Qwen 3.6 actually understood the requirement correctly, clearing history by truncating the conversation. The UX was somewhat awkward (requiring two Enter presses to confirm), and it only cleared from the view layer—history would still be there after closing and reopening Warp. Not perfect, but directionally correct.

Difficult Task: Command Bookmark System

This was the most complex task: right-clicking a command to bookmark it, viewing all bookmarks in a side panel, and clicking a bookmark to re-execute the command. It required touching multiple core modules including terminal history, context menus, left panel UI, SQLite schema, and command execution.

Opus's bookmark implementation code

Opus completed most of the work: it added a bookmark module, persistence changes, SQLite schema, terminal context menu, and left panel view, even adding a feature flag. The bookmark functionality itself worked, but the side panel icon didn't display correctly (because it created a new panel type rather than integrating into the existing panel state model), and clicking a bookmark only inserted the command without executing it.

Qwen 3 Coder Next completely failed. It touched the correct areas (persistence, terminal view, action wiring, panel UI, schema), but produced 47 compilation errors—not simple missing imports, but missing UI variables, incorrect API calls, type mismatches, missing enum variants, and other systemic issues. The model attempted multiple fixes before ultimately giving up, admitting that someone familiar with the Warp codebase would need to fix it.

This clearly marks the current capability ceiling of local AI coding models.

Capability Boundaries and Practical Advice for Local AI Coding

The Performance Gap Is Real

Frontier cloud models are genuinely superior to local models—no surprise there. But local models can already produce usable code for simple to moderately complex programming tasks. A year ago, local models couldn't even come close to completing these tasks.
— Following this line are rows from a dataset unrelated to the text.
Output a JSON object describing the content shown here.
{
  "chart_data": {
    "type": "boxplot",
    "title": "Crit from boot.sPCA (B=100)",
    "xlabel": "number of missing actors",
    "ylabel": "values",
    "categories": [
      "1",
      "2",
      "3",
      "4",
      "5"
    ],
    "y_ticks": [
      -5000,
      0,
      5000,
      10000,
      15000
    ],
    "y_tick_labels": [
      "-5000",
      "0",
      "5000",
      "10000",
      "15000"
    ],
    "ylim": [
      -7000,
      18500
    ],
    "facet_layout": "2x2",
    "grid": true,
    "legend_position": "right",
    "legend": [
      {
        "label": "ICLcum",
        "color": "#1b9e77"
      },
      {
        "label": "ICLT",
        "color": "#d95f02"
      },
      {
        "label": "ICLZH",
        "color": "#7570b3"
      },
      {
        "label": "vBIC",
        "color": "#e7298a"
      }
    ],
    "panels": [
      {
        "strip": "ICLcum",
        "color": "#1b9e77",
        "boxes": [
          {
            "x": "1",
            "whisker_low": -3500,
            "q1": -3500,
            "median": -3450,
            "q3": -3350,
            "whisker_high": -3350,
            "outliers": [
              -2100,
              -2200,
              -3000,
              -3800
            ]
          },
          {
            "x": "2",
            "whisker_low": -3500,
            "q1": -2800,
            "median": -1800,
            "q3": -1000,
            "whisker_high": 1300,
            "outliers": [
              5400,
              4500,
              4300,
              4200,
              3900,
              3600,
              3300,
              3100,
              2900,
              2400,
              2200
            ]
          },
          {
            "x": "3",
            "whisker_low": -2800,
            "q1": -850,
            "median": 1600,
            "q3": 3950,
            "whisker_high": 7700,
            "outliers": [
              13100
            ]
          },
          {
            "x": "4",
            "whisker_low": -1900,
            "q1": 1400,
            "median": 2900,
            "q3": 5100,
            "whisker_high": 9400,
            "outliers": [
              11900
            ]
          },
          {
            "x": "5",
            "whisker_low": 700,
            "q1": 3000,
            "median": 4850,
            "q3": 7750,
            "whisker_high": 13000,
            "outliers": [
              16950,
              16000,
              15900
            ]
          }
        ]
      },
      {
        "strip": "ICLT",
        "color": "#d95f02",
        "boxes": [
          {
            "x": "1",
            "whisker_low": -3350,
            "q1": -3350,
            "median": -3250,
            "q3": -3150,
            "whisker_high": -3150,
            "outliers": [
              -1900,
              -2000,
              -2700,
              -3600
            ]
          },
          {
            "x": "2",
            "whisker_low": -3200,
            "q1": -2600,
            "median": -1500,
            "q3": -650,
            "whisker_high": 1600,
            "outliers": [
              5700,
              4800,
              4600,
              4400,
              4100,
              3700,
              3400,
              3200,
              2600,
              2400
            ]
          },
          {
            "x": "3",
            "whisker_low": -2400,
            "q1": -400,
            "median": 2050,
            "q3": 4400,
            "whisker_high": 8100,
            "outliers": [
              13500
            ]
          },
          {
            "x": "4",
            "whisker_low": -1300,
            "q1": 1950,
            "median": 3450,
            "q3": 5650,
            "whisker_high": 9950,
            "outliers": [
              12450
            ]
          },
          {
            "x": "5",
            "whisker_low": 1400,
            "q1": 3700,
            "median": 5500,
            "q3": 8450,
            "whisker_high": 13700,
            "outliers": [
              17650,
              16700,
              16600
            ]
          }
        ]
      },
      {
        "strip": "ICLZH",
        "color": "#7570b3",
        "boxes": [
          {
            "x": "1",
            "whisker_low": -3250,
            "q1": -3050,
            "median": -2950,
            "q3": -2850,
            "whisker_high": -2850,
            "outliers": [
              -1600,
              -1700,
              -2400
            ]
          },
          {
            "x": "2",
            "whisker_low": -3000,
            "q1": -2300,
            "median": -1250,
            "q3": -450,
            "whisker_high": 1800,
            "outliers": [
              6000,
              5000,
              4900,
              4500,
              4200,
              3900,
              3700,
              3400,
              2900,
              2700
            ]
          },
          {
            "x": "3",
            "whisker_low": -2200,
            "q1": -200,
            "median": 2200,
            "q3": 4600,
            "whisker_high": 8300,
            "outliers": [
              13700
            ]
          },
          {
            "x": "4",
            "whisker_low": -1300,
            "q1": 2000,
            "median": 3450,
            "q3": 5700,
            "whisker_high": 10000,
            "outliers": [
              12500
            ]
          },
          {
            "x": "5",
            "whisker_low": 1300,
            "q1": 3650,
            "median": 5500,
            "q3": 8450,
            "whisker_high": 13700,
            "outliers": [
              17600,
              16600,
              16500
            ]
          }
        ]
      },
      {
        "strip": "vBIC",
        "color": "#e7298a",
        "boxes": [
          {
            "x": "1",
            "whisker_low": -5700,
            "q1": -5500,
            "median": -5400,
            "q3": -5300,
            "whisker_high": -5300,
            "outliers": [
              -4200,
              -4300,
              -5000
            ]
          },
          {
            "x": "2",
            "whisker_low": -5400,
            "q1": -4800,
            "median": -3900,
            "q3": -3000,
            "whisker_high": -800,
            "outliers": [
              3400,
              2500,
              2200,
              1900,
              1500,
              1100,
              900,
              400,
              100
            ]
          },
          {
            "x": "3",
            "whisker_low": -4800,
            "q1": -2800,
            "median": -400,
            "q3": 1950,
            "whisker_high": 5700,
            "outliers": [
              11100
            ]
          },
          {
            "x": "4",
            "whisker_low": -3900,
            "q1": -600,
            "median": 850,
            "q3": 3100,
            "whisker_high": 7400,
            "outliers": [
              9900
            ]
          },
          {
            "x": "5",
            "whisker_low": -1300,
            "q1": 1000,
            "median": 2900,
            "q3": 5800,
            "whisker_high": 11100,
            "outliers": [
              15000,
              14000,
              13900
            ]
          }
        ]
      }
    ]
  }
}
Usage Strategy Determines Output Quality

Local AI coding models require you to treat them like early-stage AI:

More detailed specifications: Provide strict requirement descriptions to reduce the model's guessing space
Task decomposition: Break large tasks into smaller ones and feed them to the model one at a time
Sufficient context: Provide background information for the next step to help the model understand the overall architecture

Time Cost Cannot Be Ignored

Local models take at least 5x longer than frontier cloud models to complete tasks. The optimal workflow is parallel processing: you work on one task while the model simultaneously handles another. Let AI handle the less interesting routine coding tasks while you focus on more challenging core work.

Use Cases Are Already Clear

If your code can't leave the building, local AI coding has gone from "unusable" to "helpful." It won't replace the frontier cloud model experience, but for developers constrained by ITAR, HIPAA, and other compliance restrictions, it's a genuinely usable productivity enhancement tool.